As a young woman, Feller writes, she got comfortable listening to the lilting choruses of post-feminism: that the battles had been won, that being sexy meant being empowered, that it was safe not to be angry anymore. Her generation wasn't aggressive. "On the contrary," she writes, "we actually enjoyed not being aggressive. If someone held the door open for us, offered to pay the bill or said after three glasses of wine that he found us attractive, we were somehow proud that our mood did not immediately blacken, as the previous generation's presumably did, feeling that they had -- how did they put it? -- been reduced to their bodies."

But then one day, not long after having been told that her familial and professional aspirations were incompatible, she began to notice things: that she'd had six male bosses (and one female, who promptly went on maternity leave, returning to work half days, "like pretty much all German mothers"). She noticed when an investment banker friend came to her in tears because one of her male colleagues had announced his desire to "humiliate" her and their boss had refused to reprimand him. She noticed that some of the "refreshing" ways women had begun to discuss physical beauty and sexuality again were quickly becoming less refreshing and more hideously recidivistic. She noticed an ad for vacuum cleaners in which "two women meet at a party. One is a career woman who chatters about her management tasks. Of course she's alone. And what do you do? she asks the other (whose husband is standing next to her). The snappy answer: I manage a very successful small business with three children, a husband and five pets." Why, Feller wonders, does this ad always put her in a bad mood? Well, probably because, as she writes, "it gets us right back to the old apartheid system, as if you had to make a choice. Housewife (but fighting for recognition) or tough-nut careerist (but alone)."

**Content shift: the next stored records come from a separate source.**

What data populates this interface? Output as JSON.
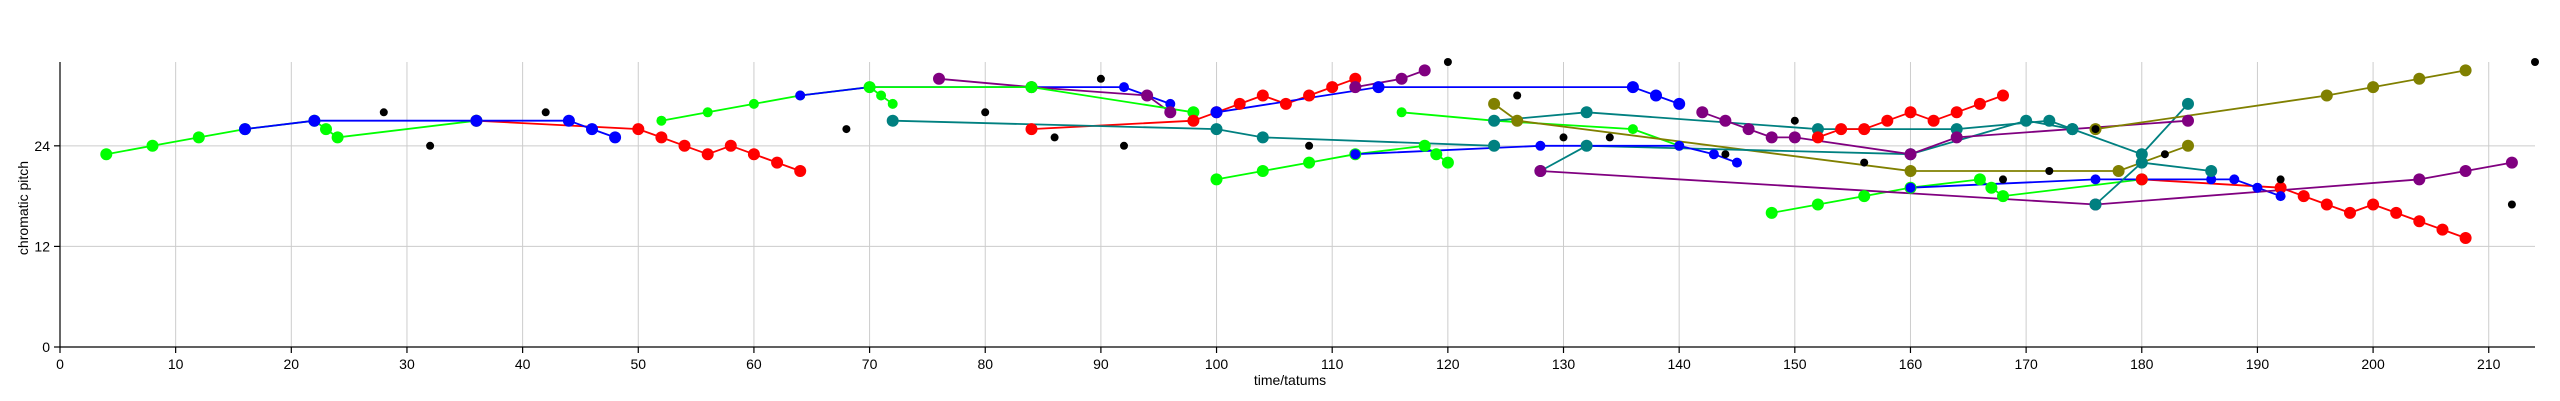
{
  "chart_data": {
    "type": "line",
    "xlabel": "time/tatums",
    "ylabel": "chromatic pitch",
    "xlim": [
      0,
      214
    ],
    "ylim": [
      0,
      34
    ],
    "xticks": [
      "0",
      "10",
      "20",
      "30",
      "40",
      "50",
      "60",
      "70",
      "80",
      "90",
      "100",
      "110",
      "120",
      "130",
      "140",
      "150",
      "160",
      "170",
      "180",
      "190",
      "200",
      "210"
    ],
    "yticks": [
      "0",
      "12",
      "24"
    ],
    "ytick_values": [
      0,
      12,
      24
    ],
    "grid": true,
    "series": [
      {
        "color": "#ff0000",
        "marker_size": 6,
        "x": [
          36,
          50,
          52,
          54,
          56,
          58,
          60,
          62,
          64
        ],
        "y": [
          27,
          26,
          25,
          24,
          23,
          24,
          23,
          22,
          21
        ]
      },
      {
        "color": "#00ff00",
        "marker_size": 6,
        "x": [
          4,
          8,
          12,
          16,
          22,
          23,
          24,
          36
        ],
        "y": [
          23,
          24,
          25,
          26,
          27,
          26,
          25,
          27
        ]
      },
      {
        "color": "#0000ff",
        "marker_size": 6,
        "x": [
          16,
          22,
          36,
          44,
          46,
          48
        ],
        "y": [
          26,
          27,
          27,
          27,
          26,
          25
        ]
      },
      {
        "color": "#00ff00",
        "marker_size": 5,
        "x": [
          52,
          56,
          60,
          64,
          70,
          71,
          72
        ],
        "y": [
          27,
          28,
          29,
          30,
          31,
          30,
          29
        ]
      },
      {
        "color": "#0000ff",
        "marker_size": 5,
        "x": [
          64,
          70,
          84,
          92,
          94,
          96
        ],
        "y": [
          30,
          31,
          31,
          31,
          30,
          29
        ]
      },
      {
        "color": "#800080",
        "marker_size": 6,
        "x": [
          76,
          84,
          94,
          96
        ],
        "y": [
          32,
          31,
          30,
          28
        ]
      },
      {
        "color": "#00ff00",
        "marker_size": 6,
        "x": [
          70,
          84,
          98
        ],
        "y": [
          31,
          31,
          28
        ]
      },
      {
        "color": "#ff0000",
        "marker_size": 6,
        "x": [
          84,
          98,
          100,
          102,
          104,
          106,
          108,
          110,
          112
        ],
        "y": [
          26,
          27,
          28,
          29,
          30,
          29,
          30,
          31,
          32
        ]
      },
      {
        "color": "#008080",
        "marker_size": 6,
        "x": [
          72,
          100,
          104,
          124
        ],
        "y": [
          27,
          26,
          25,
          24
        ]
      },
      {
        "color": "#0000ff",
        "marker_size": 6,
        "x": [
          100,
          114,
          136,
          138,
          140
        ],
        "y": [
          28,
          31,
          31,
          30,
          29
        ]
      },
      {
        "color": "#800080",
        "marker_size": 6,
        "x": [
          112,
          116,
          118
        ],
        "y": [
          31,
          32,
          33
        ]
      },
      {
        "color": "#00ff00",
        "marker_size": 6,
        "x": [
          100,
          104,
          108,
          112,
          118,
          119,
          120
        ],
        "y": [
          20,
          21,
          22,
          23,
          24,
          23,
          22
        ]
      },
      {
        "color": "#00ff00",
        "marker_size": 5,
        "x": [
          116,
          124,
          136,
          140
        ],
        "y": [
          28,
          27,
          26,
          24
        ]
      },
      {
        "color": "#808000",
        "marker_size": 6,
        "x": [
          124,
          126,
          160,
          178,
          184
        ],
        "y": [
          29,
          27,
          21,
          21,
          24
        ]
      },
      {
        "color": "#008080",
        "marker_size": 6,
        "x": [
          128,
          132,
          160,
          170,
          174
        ],
        "y": [
          21,
          24,
          23,
          27,
          26
        ]
      },
      {
        "color": "#0000ff",
        "marker_size": 5,
        "x": [
          112,
          128,
          140,
          143,
          145
        ],
        "y": [
          23,
          24,
          24,
          23,
          22
        ]
      },
      {
        "color": "#008080",
        "marker_size": 6,
        "x": [
          124,
          132,
          152,
          164,
          172,
          174,
          180,
          184
        ],
        "y": [
          27,
          28,
          26,
          26,
          27,
          26,
          23,
          29
        ]
      },
      {
        "color": "#800080",
        "marker_size": 6,
        "x": [
          142,
          144,
          146,
          148,
          150,
          160,
          164,
          184
        ],
        "y": [
          28,
          27,
          26,
          25,
          25,
          23,
          25,
          27
        ]
      },
      {
        "color": "#00ff00",
        "marker_size": 6,
        "x": [
          148,
          152,
          156,
          160,
          166,
          167,
          168,
          180
        ],
        "y": [
          16,
          17,
          18,
          19,
          20,
          19,
          18,
          20
        ]
      },
      {
        "color": "#ff0000",
        "marker_size": 6,
        "x": [
          152,
          154,
          156,
          158,
          160,
          162,
          164,
          166,
          168
        ],
        "y": [
          25,
          26,
          26,
          27,
          28,
          27,
          28,
          29,
          30
        ]
      },
      {
        "color": "#808000",
        "marker_size": 6,
        "x": [
          176,
          196,
          200,
          204,
          208
        ],
        "y": [
          26,
          30,
          31,
          32,
          33
        ]
      },
      {
        "color": "#ff0000",
        "marker_size": 6,
        "x": [
          180,
          192,
          194,
          196,
          198,
          200,
          202,
          204,
          206,
          208
        ],
        "y": [
          20,
          19,
          18,
          17,
          16,
          17,
          16,
          15,
          14,
          13
        ]
      },
      {
        "color": "#0000ff",
        "marker_size": 5,
        "x": [
          160,
          176,
          186,
          188,
          190,
          192
        ],
        "y": [
          19,
          20,
          20,
          20,
          19,
          18
        ]
      },
      {
        "color": "#800080",
        "marker_size": 6,
        "x": [
          128,
          176,
          204,
          208,
          212
        ],
        "y": [
          21,
          17,
          20,
          21,
          22
        ]
      },
      {
        "color": "#008080",
        "marker_size": 6,
        "x": [
          176,
          180,
          186
        ],
        "y": [
          17,
          22,
          21
        ]
      },
      {
        "color": "#000000",
        "marker_size": 4,
        "line": false,
        "x": [
          28,
          32,
          42,
          68,
          80,
          86,
          90,
          92,
          108,
          120,
          126,
          130,
          134,
          144,
          150,
          156,
          168,
          172,
          176,
          182,
          192,
          212,
          214
        ],
        "y": [
          28,
          24,
          28,
          26,
          28,
          25,
          32,
          24,
          24,
          34,
          30,
          25,
          25,
          23,
          27,
          22,
          20,
          21,
          26,
          23,
          20,
          17,
          34
        ]
      }
    ]
  }
}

She also quotes German television host Harald Schmidt telling Die Zeit that "most of the childless women" in media "with luck ... can have a one-night-stand with a lighting technician, so to speak the last-ditch effort as far as kids go. The 25-year-olds are waiting in the wings and things are going to get bitter." "Ouch," writes Feller, "that's enough to wake even post-feminists out of their 15-year waking coma. The question is, which is worse, the situation or the way it's described?" The other question is, who is going to send Feller the Newsweek retraction and new statistics about how likely it is for women in their late 30s to get married if they want to?

The world that Feller describes does sound dark, but I remain (perhaps relentlessly and unrealistically) hopeful about it. The fact is that she has girlfriends who are investment bankers. Germany just elected a female chancellor, and while Feller writes that that doesn't cheer her enormously, it's a big deal. Feller herself is writing columns about this. And they're getting translated and picked up around the world, as in a blog dedicated to keeping readers informed about exactly this kind of discourse. We talk and write so much here about the very real, very serious threats to women's health and reproductive rights, about twisted media representation, about a lack of female political heft, about some of the ugly ways that women treat each other. But I don't believe that feminism has been left by the wayside in favor of feeling cheerful about stilettos. I think it's alive and well and that people like Feller are actually helping to reenergize it.